Chu and You swept the 2-year-old filly stakes series at Emerald last year, capturing each of the three races in gate-to-wire fashion en route to $87,844 in earnings. But she has lost her past two starts, including a sixth in the Rose McLeod Stakes at Hastings in her most recent outing May 3.
Others nominated to the Seattle include Strawberry Dawn, romping winner of a first-level allowance in her first start of the year; Lotta Attitude, who is 2 for 2 at the meeting; recent maiden winner Just a Love; Belladiva, Mylast Sweet Pea, and Sunpenny. The eighth nominee is City by the Bay, who is based at Golden Gate with trainer Bill Morey and is not expected to compete.
◗ Trainer Frank Lucarelli said this week that Gallant Son, the champion 2-year-old at Emerald Downs in 2008, has been returned to training in California and will start three more times before Lucarelli and owner Chris Randall usher the 8-year-old into retirement this fall.
Lucarelli said his first race back could come Aug. 9 in the $50,000 Jess Jackson, a five-furlong turf race at Santa Rosa.

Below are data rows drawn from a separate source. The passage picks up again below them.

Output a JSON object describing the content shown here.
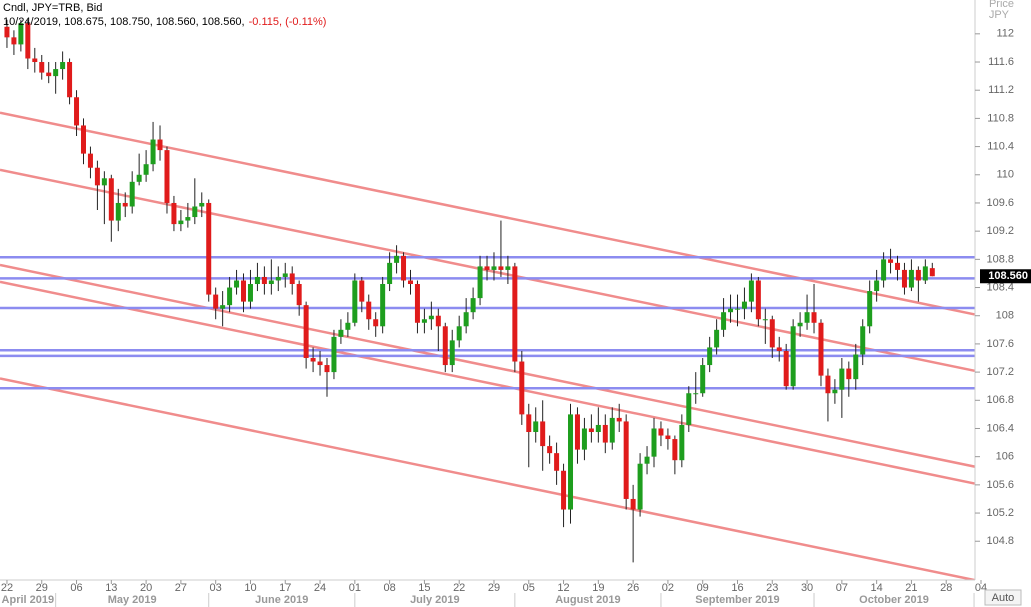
{
  "chart_data": {
    "type": "candlestick",
    "header": "Cndl, JPY=TRB, Bid",
    "info_line": "10/24/2019, 108.675, 108.750, 108.560, 108.560,",
    "change_line": "-0.115, (-0.11%)",
    "y_axis_label": "Price",
    "y_axis_unit": "JPY",
    "auto_button": "Auto",
    "up_color": "#1e9e1e",
    "down_color": "#e01b1b",
    "hline_color": "#8c8cf0",
    "trend_color": "#f08c8c",
    "x": [
      "2019-04-22",
      "2019-04-23",
      "2019-04-24",
      "2019-04-25",
      "2019-04-26",
      "2019-04-29",
      "2019-04-30",
      "2019-05-01",
      "2019-05-02",
      "2019-05-03",
      "2019-05-06",
      "2019-05-07",
      "2019-05-08",
      "2019-05-09",
      "2019-05-10",
      "2019-05-13",
      "2019-05-14",
      "2019-05-15",
      "2019-05-16",
      "2019-05-17",
      "2019-05-20",
      "2019-05-21",
      "2019-05-22",
      "2019-05-23",
      "2019-05-24",
      "2019-05-27",
      "2019-05-28",
      "2019-05-29",
      "2019-05-30",
      "2019-05-31",
      "2019-06-03",
      "2019-06-04",
      "2019-06-05",
      "2019-06-06",
      "2019-06-07",
      "2019-06-10",
      "2019-06-11",
      "2019-06-12",
      "2019-06-13",
      "2019-06-14",
      "2019-06-17",
      "2019-06-18",
      "2019-06-19",
      "2019-06-20",
      "2019-06-21",
      "2019-06-24",
      "2019-06-25",
      "2019-06-26",
      "2019-06-27",
      "2019-06-28",
      "2019-07-01",
      "2019-07-02",
      "2019-07-03",
      "2019-07-04",
      "2019-07-05",
      "2019-07-08",
      "2019-07-09",
      "2019-07-10",
      "2019-07-11",
      "2019-07-12",
      "2019-07-15",
      "2019-07-16",
      "2019-07-17",
      "2019-07-18",
      "2019-07-19",
      "2019-07-22",
      "2019-07-23",
      "2019-07-24",
      "2019-07-25",
      "2019-07-26",
      "2019-07-29",
      "2019-07-30",
      "2019-07-31",
      "2019-08-01",
      "2019-08-02",
      "2019-08-05",
      "2019-08-06",
      "2019-08-07",
      "2019-08-08",
      "2019-08-09",
      "2019-08-12",
      "2019-08-13",
      "2019-08-14",
      "2019-08-15",
      "2019-08-16",
      "2019-08-19",
      "2019-08-20",
      "2019-08-21",
      "2019-08-22",
      "2019-08-23",
      "2019-08-26",
      "2019-08-27",
      "2019-08-28",
      "2019-08-29",
      "2019-08-30",
      "2019-09-02",
      "2019-09-03",
      "2019-09-04",
      "2019-09-05",
      "2019-09-06",
      "2019-09-09",
      "2019-09-10",
      "2019-09-11",
      "2019-09-12",
      "2019-09-13",
      "2019-09-16",
      "2019-09-17",
      "2019-09-18",
      "2019-09-19",
      "2019-09-20",
      "2019-09-23",
      "2019-09-24",
      "2019-09-25",
      "2019-09-26",
      "2019-09-27",
      "2019-09-30",
      "2019-10-01",
      "2019-10-02",
      "2019-10-03",
      "2019-10-04",
      "2019-10-07",
      "2019-10-08",
      "2019-10-09",
      "2019-10-10",
      "2019-10-11",
      "2019-10-14",
      "2019-10-15",
      "2019-10-16",
      "2019-10-17",
      "2019-10-18",
      "2019-10-21",
      "2019-10-22",
      "2019-10-23",
      "2019-10-24"
    ],
    "open": [
      112.1,
      111.95,
      111.85,
      112.15,
      111.65,
      111.6,
      111.45,
      111.4,
      111.5,
      111.6,
      111.1,
      110.7,
      110.3,
      110.1,
      109.85,
      109.95,
      109.35,
      109.6,
      109.55,
      109.9,
      110.0,
      110.15,
      110.5,
      110.35,
      109.6,
      109.3,
      109.35,
      109.4,
      109.55,
      109.6,
      108.3,
      108.1,
      108.15,
      108.4,
      108.5,
      108.2,
      108.45,
      108.55,
      108.45,
      108.5,
      108.55,
      108.6,
      108.45,
      108.15,
      107.4,
      107.35,
      107.3,
      107.2,
      107.7,
      107.8,
      107.9,
      108.5,
      108.2,
      107.95,
      107.85,
      108.45,
      108.75,
      108.85,
      108.5,
      108.45,
      107.9,
      107.95,
      108.0,
      107.85,
      107.3,
      107.65,
      107.85,
      108.05,
      108.25,
      108.7,
      108.65,
      108.7,
      108.65,
      108.7,
      107.35,
      106.6,
      106.35,
      106.5,
      106.15,
      106.05,
      105.8,
      105.25,
      106.6,
      106.1,
      106.4,
      106.35,
      106.45,
      106.2,
      106.55,
      106.5,
      105.4,
      105.25,
      105.9,
      106.0,
      106.4,
      106.3,
      106.25,
      105.95,
      106.45,
      106.9,
      106.9,
      107.3,
      107.55,
      107.8,
      108.05,
      108.1,
      108.1,
      108.2,
      108.5,
      107.95,
      107.95,
      107.55,
      107.5,
      107.0,
      107.85,
      107.9,
      108.05,
      107.9,
      107.15,
      106.9,
      106.95,
      107.25,
      107.1,
      107.45,
      107.85,
      108.35,
      108.5,
      108.8,
      108.75,
      108.65,
      108.4,
      108.65,
      108.5,
      108.675
    ],
    "high": [
      112.2,
      112.05,
      112.2,
      112.2,
      111.8,
      111.7,
      111.6,
      111.6,
      111.75,
      111.65,
      111.2,
      110.8,
      110.4,
      110.2,
      110.05,
      110.0,
      109.8,
      109.75,
      110.05,
      110.3,
      110.35,
      110.75,
      110.7,
      110.4,
      109.7,
      109.5,
      109.6,
      109.95,
      109.75,
      109.65,
      108.4,
      108.35,
      108.55,
      108.65,
      108.6,
      108.65,
      108.75,
      108.7,
      108.8,
      108.7,
      108.75,
      108.7,
      108.5,
      108.2,
      107.55,
      107.5,
      107.4,
      107.8,
      107.95,
      108.05,
      108.6,
      108.55,
      108.3,
      108.05,
      108.55,
      108.9,
      109.0,
      108.9,
      108.65,
      108.5,
      108.1,
      108.2,
      108.1,
      107.9,
      107.8,
      108.0,
      108.25,
      108.4,
      108.85,
      108.85,
      108.9,
      109.35,
      108.85,
      108.75,
      107.5,
      106.75,
      106.7,
      106.8,
      106.3,
      106.2,
      105.9,
      106.75,
      106.7,
      106.55,
      106.6,
      106.7,
      106.6,
      106.7,
      106.75,
      106.6,
      105.6,
      106.05,
      106.15,
      106.55,
      106.5,
      106.4,
      106.3,
      106.6,
      107.0,
      107.2,
      107.4,
      107.7,
      107.95,
      108.25,
      108.3,
      108.3,
      108.4,
      108.6,
      108.55,
      108.1,
      108.0,
      107.7,
      107.6,
      107.95,
      108.05,
      108.3,
      108.45,
      107.95,
      107.25,
      107.1,
      107.4,
      107.35,
      107.6,
      107.95,
      108.5,
      108.65,
      108.9,
      108.95,
      108.85,
      108.75,
      108.8,
      108.7,
      108.8,
      108.75
    ],
    "low": [
      111.8,
      111.7,
      111.75,
      111.5,
      111.45,
      111.35,
      111.3,
      111.15,
      111.35,
      111.0,
      110.55,
      110.15,
      109.95,
      109.5,
      109.3,
      109.05,
      109.2,
      109.4,
      109.45,
      109.85,
      109.9,
      110.05,
      110.2,
      109.45,
      109.2,
      109.2,
      109.25,
      109.3,
      109.4,
      108.2,
      107.95,
      107.85,
      108.05,
      108.3,
      108.05,
      108.1,
      108.35,
      108.3,
      108.3,
      108.35,
      108.4,
      108.3,
      108.0,
      107.25,
      107.2,
      107.15,
      106.85,
      107.1,
      107.6,
      107.7,
      107.85,
      108.05,
      107.8,
      107.7,
      107.75,
      108.35,
      108.6,
      108.4,
      108.3,
      107.75,
      107.75,
      107.8,
      107.5,
      107.2,
      107.2,
      107.55,
      107.75,
      107.95,
      108.15,
      108.5,
      108.5,
      108.55,
      108.45,
      107.2,
      106.45,
      105.85,
      106.2,
      105.8,
      105.9,
      105.6,
      105.0,
      105.05,
      105.9,
      105.95,
      106.2,
      106.2,
      106.05,
      106.1,
      106.35,
      105.25,
      104.5,
      105.15,
      105.75,
      105.85,
      106.15,
      106.1,
      105.75,
      105.85,
      106.35,
      106.75,
      106.85,
      107.2,
      107.45,
      107.7,
      107.9,
      107.85,
      107.95,
      108.05,
      107.85,
      107.6,
      107.4,
      107.35,
      106.95,
      106.95,
      107.7,
      107.8,
      107.75,
      107.0,
      106.5,
      106.75,
      106.55,
      106.85,
      106.95,
      107.3,
      107.75,
      108.2,
      108.4,
      108.6,
      108.5,
      108.3,
      108.35,
      108.2,
      108.45,
      108.56
    ],
    "close": [
      111.95,
      111.85,
      112.15,
      111.65,
      111.6,
      111.45,
      111.4,
      111.5,
      111.6,
      111.1,
      110.7,
      110.3,
      110.1,
      109.85,
      109.95,
      109.35,
      109.6,
      109.55,
      109.9,
      110.0,
      110.15,
      110.5,
      110.35,
      109.6,
      109.3,
      109.35,
      109.4,
      109.55,
      109.6,
      108.3,
      108.1,
      108.15,
      108.4,
      108.5,
      108.2,
      108.45,
      108.55,
      108.45,
      108.5,
      108.55,
      108.6,
      108.45,
      108.15,
      107.4,
      107.35,
      107.3,
      107.2,
      107.7,
      107.8,
      107.9,
      108.5,
      108.2,
      107.95,
      107.85,
      108.45,
      108.75,
      108.85,
      108.5,
      108.45,
      107.9,
      107.95,
      108.0,
      107.85,
      107.3,
      107.65,
      107.85,
      108.05,
      108.25,
      108.7,
      108.65,
      108.7,
      108.65,
      108.7,
      107.35,
      106.6,
      106.35,
      106.5,
      106.15,
      106.05,
      105.8,
      105.25,
      106.6,
      106.1,
      106.4,
      106.35,
      106.45,
      106.2,
      106.55,
      106.5,
      105.4,
      105.25,
      105.9,
      106.0,
      106.4,
      106.3,
      106.25,
      105.95,
      106.45,
      106.9,
      106.9,
      107.3,
      107.55,
      107.8,
      108.05,
      108.1,
      108.1,
      108.2,
      108.5,
      107.95,
      107.95,
      107.55,
      107.5,
      107.0,
      107.85,
      107.9,
      108.05,
      107.9,
      107.15,
      106.9,
      106.95,
      107.25,
      107.1,
      107.45,
      107.85,
      108.35,
      108.5,
      108.8,
      108.75,
      108.65,
      108.4,
      108.65,
      108.5,
      108.7,
      108.56
    ],
    "last_price": {
      "value": 108.56,
      "label": "108.560"
    },
    "hlines": [
      108.83,
      108.53,
      108.11,
      107.51,
      107.43,
      106.97
    ],
    "trendlines": [
      {
        "x": [
          "2019-04-19",
          "2019-11-04"
        ],
        "y": [
          110.88,
          108.0
        ]
      },
      {
        "x": [
          "2019-04-19",
          "2019-11-04"
        ],
        "y": [
          110.07,
          107.2
        ]
      },
      {
        "x": [
          "2019-04-19",
          "2019-11-04"
        ],
        "y": [
          108.72,
          105.84
        ]
      },
      {
        "x": [
          "2019-04-19",
          "2019-11-04"
        ],
        "y": [
          108.48,
          105.6
        ]
      },
      {
        "x": [
          "2019-04-19",
          "2019-11-04"
        ],
        "y": [
          107.11,
          104.23
        ]
      }
    ],
    "xlim": [
      "2019-04-19",
      "2019-11-04"
    ],
    "ylim": [
      104.25,
      112.48
    ],
    "yticks": [
      104.8,
      105.2,
      105.6,
      106,
      106.4,
      106.8,
      107.2,
      107.6,
      108,
      108.4,
      108.8,
      109.2,
      109.6,
      110,
      110.4,
      110.8,
      111.2,
      111.6,
      112
    ],
    "xticks": [
      {
        "value": "2019-04-22",
        "label": "22"
      },
      {
        "value": "2019-04-29",
        "label": "29"
      },
      {
        "value": "2019-05-06",
        "label": "06"
      },
      {
        "value": "2019-05-13",
        "label": "13"
      },
      {
        "value": "2019-05-20",
        "label": "20"
      },
      {
        "value": "2019-05-27",
        "label": "27"
      },
      {
        "value": "2019-06-03",
        "label": "03"
      },
      {
        "value": "2019-06-10",
        "label": "10"
      },
      {
        "value": "2019-06-17",
        "label": "17"
      },
      {
        "value": "2019-06-24",
        "label": "24"
      },
      {
        "value": "2019-07-01",
        "label": "01"
      },
      {
        "value": "2019-07-08",
        "label": "08"
      },
      {
        "value": "2019-07-15",
        "label": "15"
      },
      {
        "value": "2019-07-22",
        "label": "22"
      },
      {
        "value": "2019-07-29",
        "label": "29"
      },
      {
        "value": "2019-08-05",
        "label": "05"
      },
      {
        "value": "2019-08-12",
        "label": "12"
      },
      {
        "value": "2019-08-19",
        "label": "19"
      },
      {
        "value": "2019-08-26",
        "label": "26"
      },
      {
        "value": "2019-09-02",
        "label": "02"
      },
      {
        "value": "2019-09-09",
        "label": "09"
      },
      {
        "value": "2019-09-16",
        "label": "16"
      },
      {
        "value": "2019-09-23",
        "label": "23"
      },
      {
        "value": "2019-09-30",
        "label": "30"
      },
      {
        "value": "2019-10-07",
        "label": "07"
      },
      {
        "value": "2019-10-14",
        "label": "14"
      },
      {
        "value": "2019-10-21",
        "label": "21"
      },
      {
        "value": "2019-10-28",
        "label": "28"
      },
      {
        "value": "2019-11-04",
        "label": "04"
      }
    ],
    "month_ticks": [
      {
        "value": "2019-04-01",
        "label": "April 2019"
      },
      {
        "value": "2019-05-01",
        "label": "May 2019"
      },
      {
        "value": "2019-06-01",
        "label": "June 2019"
      },
      {
        "value": "2019-07-01",
        "label": "July 2019"
      },
      {
        "value": "2019-08-01",
        "label": "August 2019"
      },
      {
        "value": "2019-09-01",
        "label": "September 2019"
      },
      {
        "value": "2019-10-01",
        "label": "October 2019"
      },
      {
        "value": "2019-11-01",
        "label": null
      }
    ]
  }
}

“Gallant’s been on the jogger since May 1,” Lucarelli said. “He’s at Ed Moger’s farm right now in Galt, California, which is about an hour and 20 minutes from Golden Gate Fields. Ed gets him pretty darn fit out there.”
Gallant Son has captured 10 of 38 starts with earnings of $520,078. A versatile horse by Malabar Gold, he has won stakes races at four tracks – Emerald, Santa Anita, Hollywood Park, and Golden Gate – while doing most of his best work on grass. In his most recent start, which came in late December, Gallant Son finished third in the Grade 3 Daytona Stakes on the hillside turf course at Santa Anita.
“He ran third, but he grabbed a quarter,” Lucarelli said. “I gave him a couple of weeks, but he wasn’t as happy as he had been, so we kicked him out and freshened him up. He’ll run huge three times in a row, and then he kind of tails off. So we’re going to run him in August, and then twice in the fall, and then retire him. He’ll be 9 next year. He’s been good to us.”